Мужик, что сидел справа — типичный сбитый бычок — подвинул ко мне чашку чая, виновато разводя руками:
— Сорян, братан, сахара нету.
Я думал, Князь мне что-то в открытую предложит, но нет. Видимо, не принято у них так. Он повернулся к койкам и крикнул, щелкнув пальцами:
— Борман!
И минуты не прошло, как перед нами стоял мужик, и правда похожий на Бормана: коренастый, круглолицый, нос уточкой, вот только глаза светло-зеленые, а не карие, взгляд осмысленный. Видно, что не разбоем промышлял на воле. Этот человек хотел бы оказаться на месте баклана, который так удачно оказался в нужное время и в нужном месте, то есть на моем месте.

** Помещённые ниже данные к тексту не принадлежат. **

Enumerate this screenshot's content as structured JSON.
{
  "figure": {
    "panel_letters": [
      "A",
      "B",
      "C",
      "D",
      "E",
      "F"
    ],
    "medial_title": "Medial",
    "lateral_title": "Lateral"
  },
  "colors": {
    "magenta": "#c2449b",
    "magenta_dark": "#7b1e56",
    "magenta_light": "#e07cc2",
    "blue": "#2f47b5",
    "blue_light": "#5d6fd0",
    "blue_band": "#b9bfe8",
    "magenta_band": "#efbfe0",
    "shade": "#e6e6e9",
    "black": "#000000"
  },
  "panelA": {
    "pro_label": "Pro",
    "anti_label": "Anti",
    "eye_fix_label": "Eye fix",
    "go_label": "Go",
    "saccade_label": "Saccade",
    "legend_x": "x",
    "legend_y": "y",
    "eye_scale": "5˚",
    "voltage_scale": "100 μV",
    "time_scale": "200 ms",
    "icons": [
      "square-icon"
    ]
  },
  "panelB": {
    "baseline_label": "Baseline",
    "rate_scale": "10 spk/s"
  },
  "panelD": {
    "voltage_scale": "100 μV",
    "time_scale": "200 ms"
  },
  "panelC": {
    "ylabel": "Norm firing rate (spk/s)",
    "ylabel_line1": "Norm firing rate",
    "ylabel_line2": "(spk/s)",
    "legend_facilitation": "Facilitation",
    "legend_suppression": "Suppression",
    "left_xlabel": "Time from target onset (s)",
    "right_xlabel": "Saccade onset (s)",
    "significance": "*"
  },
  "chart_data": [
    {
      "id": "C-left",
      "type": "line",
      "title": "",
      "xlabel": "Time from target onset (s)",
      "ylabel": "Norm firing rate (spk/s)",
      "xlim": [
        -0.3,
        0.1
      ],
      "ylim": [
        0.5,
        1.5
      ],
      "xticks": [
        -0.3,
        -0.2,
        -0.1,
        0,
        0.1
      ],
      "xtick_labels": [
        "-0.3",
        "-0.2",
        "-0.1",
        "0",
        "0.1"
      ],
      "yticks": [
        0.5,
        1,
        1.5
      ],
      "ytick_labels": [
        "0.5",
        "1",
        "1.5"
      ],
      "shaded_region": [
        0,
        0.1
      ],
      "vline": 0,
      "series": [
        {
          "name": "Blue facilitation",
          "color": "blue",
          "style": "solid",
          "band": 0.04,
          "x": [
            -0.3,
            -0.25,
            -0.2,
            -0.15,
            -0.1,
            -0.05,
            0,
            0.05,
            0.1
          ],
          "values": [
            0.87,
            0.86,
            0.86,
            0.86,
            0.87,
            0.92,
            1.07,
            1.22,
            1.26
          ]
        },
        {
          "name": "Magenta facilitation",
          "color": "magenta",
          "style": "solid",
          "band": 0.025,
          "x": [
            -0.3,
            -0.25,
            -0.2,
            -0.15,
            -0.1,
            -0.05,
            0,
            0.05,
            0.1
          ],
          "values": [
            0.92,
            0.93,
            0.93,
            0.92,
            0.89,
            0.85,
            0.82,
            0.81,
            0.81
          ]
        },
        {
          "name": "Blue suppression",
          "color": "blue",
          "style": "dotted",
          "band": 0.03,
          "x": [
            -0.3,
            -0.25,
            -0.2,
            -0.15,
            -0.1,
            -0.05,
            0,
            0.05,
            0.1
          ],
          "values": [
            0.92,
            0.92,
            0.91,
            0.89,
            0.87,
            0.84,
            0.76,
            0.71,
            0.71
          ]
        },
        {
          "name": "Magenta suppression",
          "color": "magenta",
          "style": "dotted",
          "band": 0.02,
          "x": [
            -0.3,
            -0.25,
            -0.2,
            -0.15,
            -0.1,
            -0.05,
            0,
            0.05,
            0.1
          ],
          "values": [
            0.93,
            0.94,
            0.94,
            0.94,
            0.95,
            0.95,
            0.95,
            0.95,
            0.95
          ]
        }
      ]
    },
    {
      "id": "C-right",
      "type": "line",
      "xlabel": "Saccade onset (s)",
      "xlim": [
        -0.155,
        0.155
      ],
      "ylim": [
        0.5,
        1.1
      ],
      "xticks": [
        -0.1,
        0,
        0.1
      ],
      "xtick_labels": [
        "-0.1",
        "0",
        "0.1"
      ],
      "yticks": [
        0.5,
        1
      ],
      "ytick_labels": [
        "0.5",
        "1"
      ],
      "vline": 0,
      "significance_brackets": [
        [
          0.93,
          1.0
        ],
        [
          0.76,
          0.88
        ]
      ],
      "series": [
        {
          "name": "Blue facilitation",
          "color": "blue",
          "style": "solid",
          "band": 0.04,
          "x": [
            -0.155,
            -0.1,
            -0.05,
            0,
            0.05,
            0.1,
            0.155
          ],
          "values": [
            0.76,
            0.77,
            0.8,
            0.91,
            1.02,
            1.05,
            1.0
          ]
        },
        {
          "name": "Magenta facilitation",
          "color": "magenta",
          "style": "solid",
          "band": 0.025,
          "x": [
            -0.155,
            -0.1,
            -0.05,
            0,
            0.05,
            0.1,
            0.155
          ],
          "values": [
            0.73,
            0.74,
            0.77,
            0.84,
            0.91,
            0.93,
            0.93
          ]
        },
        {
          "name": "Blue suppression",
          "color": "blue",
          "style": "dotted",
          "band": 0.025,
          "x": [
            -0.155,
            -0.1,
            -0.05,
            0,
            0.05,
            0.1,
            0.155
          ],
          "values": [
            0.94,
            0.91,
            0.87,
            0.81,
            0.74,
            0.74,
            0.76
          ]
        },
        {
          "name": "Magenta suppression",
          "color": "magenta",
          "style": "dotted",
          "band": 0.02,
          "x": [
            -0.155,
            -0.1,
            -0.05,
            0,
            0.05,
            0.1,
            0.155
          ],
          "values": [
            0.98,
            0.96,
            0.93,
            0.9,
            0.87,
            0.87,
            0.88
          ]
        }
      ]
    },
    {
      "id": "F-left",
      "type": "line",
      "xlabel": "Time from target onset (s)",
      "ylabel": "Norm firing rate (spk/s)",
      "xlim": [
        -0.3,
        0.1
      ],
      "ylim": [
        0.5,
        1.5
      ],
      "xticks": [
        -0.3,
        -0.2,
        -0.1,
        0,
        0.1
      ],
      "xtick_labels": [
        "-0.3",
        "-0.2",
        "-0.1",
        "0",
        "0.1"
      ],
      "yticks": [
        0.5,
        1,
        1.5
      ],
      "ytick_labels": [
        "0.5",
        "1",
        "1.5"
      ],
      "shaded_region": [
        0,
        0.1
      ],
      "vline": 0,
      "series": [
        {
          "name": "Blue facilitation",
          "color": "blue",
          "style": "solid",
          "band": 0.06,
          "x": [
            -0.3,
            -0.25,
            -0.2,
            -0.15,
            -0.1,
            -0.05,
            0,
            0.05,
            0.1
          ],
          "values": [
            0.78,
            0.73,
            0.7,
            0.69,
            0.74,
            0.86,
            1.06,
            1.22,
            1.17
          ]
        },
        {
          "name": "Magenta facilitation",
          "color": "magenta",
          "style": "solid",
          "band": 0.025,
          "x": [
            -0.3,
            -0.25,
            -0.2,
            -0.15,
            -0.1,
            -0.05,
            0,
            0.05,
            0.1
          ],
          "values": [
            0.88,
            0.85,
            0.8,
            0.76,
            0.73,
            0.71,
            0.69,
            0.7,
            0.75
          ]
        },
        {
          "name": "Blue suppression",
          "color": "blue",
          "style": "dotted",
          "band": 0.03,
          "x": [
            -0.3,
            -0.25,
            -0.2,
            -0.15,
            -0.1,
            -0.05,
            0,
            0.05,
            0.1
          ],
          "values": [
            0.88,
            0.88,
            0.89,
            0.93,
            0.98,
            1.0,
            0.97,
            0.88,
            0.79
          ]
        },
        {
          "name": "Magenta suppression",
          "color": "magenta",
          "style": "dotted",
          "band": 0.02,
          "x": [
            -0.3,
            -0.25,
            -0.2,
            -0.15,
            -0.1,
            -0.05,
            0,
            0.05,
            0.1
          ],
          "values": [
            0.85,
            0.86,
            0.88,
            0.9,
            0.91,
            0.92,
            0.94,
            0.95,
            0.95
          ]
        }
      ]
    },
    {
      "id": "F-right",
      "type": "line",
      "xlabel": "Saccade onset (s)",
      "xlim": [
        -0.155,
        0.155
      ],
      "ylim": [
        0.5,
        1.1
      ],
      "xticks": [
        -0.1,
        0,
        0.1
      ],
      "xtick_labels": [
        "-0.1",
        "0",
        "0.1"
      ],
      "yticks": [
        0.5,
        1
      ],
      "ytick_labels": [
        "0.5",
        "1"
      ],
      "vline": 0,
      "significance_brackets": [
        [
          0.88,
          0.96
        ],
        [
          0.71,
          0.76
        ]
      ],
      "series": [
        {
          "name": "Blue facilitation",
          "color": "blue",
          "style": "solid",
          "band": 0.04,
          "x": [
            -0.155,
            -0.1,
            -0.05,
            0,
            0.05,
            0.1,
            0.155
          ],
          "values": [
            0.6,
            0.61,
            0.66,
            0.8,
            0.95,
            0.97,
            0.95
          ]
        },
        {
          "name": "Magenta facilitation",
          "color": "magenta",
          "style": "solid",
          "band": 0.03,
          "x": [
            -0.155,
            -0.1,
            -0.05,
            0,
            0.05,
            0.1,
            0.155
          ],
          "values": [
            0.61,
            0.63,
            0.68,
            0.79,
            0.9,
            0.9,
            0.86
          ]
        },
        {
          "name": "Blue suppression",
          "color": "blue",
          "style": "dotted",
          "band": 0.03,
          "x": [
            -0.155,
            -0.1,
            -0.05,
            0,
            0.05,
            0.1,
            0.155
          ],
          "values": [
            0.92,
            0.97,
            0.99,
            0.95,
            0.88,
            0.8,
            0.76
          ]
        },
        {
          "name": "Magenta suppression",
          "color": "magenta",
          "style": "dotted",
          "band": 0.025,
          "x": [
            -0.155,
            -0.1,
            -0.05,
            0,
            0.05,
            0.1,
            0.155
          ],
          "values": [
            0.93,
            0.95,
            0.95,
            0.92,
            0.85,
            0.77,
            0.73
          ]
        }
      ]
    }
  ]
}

— Введи первохода в курс дела, — распорядился Князь и сразу же потерял ко мне интерес.
Борман посмотрел на меня снизу вверх и кисло улыбнулся:
— Круто ты с Бесом разобрался. У меня можешь спрашивать что угодно, никакой подставы нет, я в твоем распоряжении на день. Идем. — Он шагнул к двери и указал на заламинированную распечатку распорядка дня, висящую на стене. — Вот что главное. Зазубри и строго выполняй.
Я прочитал:
«6.00 — подъем;
6.00 — 7.00 — туалет, заправка коек,
7.00 — 8.00 — завтрак».
Дальше Борман прокомментировал:
— С восьми до десяти — утренний осмотр, то есть шмон, он обычно сразу после завтрака. Все валим в коридор, становимся на монтану. — Он повернулся к стене, упершись в нее лбом и разведя руки и ноги. — Вот так. Потом — прогулка, но надо у вертухая уточнять, пустят или нет. Ну и в это время могут на допросы водить. Потом обед с часу до двух. После двух и до шести то же самое, что и с десяти до часу. Потом ужин, подготовка ко сну и сон. Днем спать можно только на застеленной шконке.
«Не койка — шконка», — напомнил я себе.
— Перед тем, как гадить, у нас принято спрашивать, никто ли не ест. Сам понимаешь. — Борман пожал плечами. — У нас хата людская, приличная.
— Я слышал, тут спортзал есть…
— Ха-ха, спортзал! Это — для сук и козлов. Кто такие суки знаешь?
Я кивнул.
— Петухов не трогать. Вообще никак, кроме как вафлей. Тронул опущенного — зашкварился и сам таким стал. Вот у нас петушарня. — Он кивнул на крайнюю койку, то есть шконарь. — Сеня-Шмаровоз и Анфиса. Сенька! — Голубец со стрелками поднялся, оглаживая черную униформу, такую же, как на мне.
Показалось, или он глазки мне строит?
— Сеня у нас породистый петух, уважаемый. Он петух не по залету, а по зову… гудка!